An adaptive numerical method for multi-cellular simulations of tissue development and maintenance

Abstract

In recent years, multi-cellular models, where cells are represented as individual interacting entities, are becoming ever popular. This has led to a proliferation of novel methods and simulation tools. The first aim of this paper is to review the numerical methods utilised by multi-cellular modelling tools and to demonstrate which numerical methods are appropriate for simulations of tissue and organ development, maintenance, and disease. The second aim is to introduce an adaptive time-stepping algorithm and to demonstrate it’s efficiency and accuracy. We focus on off-lattice, mechanics based, models where cell movement is defined by a series of first order ordinary differential equations, derived by assuming over-damped motion and balancing forces.

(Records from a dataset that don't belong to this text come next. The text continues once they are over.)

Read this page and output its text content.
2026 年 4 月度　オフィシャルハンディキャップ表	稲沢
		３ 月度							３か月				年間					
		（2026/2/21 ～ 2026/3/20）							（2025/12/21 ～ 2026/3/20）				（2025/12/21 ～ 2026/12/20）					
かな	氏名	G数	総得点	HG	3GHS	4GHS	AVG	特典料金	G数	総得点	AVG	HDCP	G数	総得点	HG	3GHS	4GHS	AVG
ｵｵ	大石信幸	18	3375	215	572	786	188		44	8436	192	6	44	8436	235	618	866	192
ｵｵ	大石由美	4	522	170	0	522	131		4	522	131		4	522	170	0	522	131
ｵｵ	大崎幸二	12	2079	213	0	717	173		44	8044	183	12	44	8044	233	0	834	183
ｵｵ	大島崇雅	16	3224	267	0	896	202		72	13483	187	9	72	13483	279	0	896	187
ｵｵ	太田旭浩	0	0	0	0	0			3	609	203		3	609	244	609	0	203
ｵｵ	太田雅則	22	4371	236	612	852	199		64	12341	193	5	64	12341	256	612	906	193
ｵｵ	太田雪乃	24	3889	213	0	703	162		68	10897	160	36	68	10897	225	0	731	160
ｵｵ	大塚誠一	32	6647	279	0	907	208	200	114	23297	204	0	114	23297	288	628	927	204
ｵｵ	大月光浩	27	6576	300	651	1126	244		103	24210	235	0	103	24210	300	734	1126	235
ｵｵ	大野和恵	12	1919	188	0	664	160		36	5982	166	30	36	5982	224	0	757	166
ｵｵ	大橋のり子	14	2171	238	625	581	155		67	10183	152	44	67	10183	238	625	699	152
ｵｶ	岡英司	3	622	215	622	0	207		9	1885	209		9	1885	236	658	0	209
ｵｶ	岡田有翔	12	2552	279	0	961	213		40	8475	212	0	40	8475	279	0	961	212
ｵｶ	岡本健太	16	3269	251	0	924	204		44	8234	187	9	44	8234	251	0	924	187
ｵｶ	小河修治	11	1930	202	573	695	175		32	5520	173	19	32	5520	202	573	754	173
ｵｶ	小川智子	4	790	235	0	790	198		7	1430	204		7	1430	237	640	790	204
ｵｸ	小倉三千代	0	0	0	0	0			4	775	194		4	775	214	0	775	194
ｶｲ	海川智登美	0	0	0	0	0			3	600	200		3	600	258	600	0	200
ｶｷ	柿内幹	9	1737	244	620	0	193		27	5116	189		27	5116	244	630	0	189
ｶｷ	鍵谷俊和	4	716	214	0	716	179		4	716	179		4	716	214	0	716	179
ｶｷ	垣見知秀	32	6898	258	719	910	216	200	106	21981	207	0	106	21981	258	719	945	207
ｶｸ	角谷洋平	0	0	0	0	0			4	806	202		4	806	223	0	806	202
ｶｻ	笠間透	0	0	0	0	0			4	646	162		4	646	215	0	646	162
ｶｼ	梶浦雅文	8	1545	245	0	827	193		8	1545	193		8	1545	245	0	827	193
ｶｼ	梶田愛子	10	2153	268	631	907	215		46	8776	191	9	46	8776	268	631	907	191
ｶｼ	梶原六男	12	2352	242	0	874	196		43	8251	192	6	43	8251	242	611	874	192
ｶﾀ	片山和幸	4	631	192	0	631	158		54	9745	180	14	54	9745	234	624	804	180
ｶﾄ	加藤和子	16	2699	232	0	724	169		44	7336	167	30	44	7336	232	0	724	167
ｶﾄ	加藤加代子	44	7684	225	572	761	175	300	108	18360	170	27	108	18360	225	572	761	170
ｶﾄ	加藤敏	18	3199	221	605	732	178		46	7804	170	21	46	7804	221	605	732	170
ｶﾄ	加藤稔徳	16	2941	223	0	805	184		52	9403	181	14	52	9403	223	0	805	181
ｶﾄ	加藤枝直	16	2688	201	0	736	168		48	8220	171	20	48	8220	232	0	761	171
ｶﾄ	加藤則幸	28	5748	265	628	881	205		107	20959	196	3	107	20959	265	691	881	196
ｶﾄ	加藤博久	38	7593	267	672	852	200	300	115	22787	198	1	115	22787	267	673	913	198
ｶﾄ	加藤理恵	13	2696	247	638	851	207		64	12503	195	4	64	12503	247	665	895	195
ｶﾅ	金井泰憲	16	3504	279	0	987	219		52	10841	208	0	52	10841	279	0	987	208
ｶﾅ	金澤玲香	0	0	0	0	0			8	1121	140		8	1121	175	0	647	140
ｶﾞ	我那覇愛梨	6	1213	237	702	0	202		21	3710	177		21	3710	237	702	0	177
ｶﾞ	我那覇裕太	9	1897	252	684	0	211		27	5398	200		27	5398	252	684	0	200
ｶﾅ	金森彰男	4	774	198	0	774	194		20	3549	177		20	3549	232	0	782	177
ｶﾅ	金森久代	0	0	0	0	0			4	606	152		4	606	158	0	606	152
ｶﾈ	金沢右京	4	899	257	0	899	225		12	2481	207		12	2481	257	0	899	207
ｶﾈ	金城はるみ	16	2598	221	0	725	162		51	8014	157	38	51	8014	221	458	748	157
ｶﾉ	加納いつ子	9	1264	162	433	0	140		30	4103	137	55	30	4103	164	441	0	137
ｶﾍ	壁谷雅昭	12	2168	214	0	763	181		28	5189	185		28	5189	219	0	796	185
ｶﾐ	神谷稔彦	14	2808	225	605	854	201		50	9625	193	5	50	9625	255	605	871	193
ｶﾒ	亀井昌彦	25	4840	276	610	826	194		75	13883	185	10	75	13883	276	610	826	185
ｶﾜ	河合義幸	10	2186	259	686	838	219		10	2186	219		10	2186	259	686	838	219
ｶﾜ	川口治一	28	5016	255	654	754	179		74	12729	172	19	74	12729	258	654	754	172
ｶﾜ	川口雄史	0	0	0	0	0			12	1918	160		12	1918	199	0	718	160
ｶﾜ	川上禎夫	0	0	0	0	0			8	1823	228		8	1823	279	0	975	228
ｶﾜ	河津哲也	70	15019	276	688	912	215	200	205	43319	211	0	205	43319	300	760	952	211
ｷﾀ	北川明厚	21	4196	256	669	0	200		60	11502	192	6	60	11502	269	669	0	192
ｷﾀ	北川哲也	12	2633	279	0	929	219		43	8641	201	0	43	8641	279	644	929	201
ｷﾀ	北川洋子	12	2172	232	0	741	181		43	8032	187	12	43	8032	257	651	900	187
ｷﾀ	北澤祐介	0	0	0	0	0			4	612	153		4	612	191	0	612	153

We see that many numerical methods have been used, ranging from simple Forward Euler approaches through to higher order single-step methods like Runge–Kutta 4 and multi-step methods like Adams–Bashforth 2. Through a series of exemplar multi-cellular simulations, we see that if: care is taken to have events (births deaths and re-meshing/re-arrangements) occur on common time-steps; and boundaries are imposed on all sub-steps of numerical methods or implemented using forces, then all numerical methods can converge with the correct order. We introduce an adaptive time-stepping method and demonstrate that the best compromise between $L_{\infty }$ error and run-time is to use Runge–Kutta 4 with an increased time-step and moderate adaptivity. We see that a judicious choice of numerical method can speed the simulation up by a factor of 10–60 from the Forward Euler methods seen in Osborne et al. (2017), and a further speed up by a factor of 4 can be achieved by using an adaptive time-step.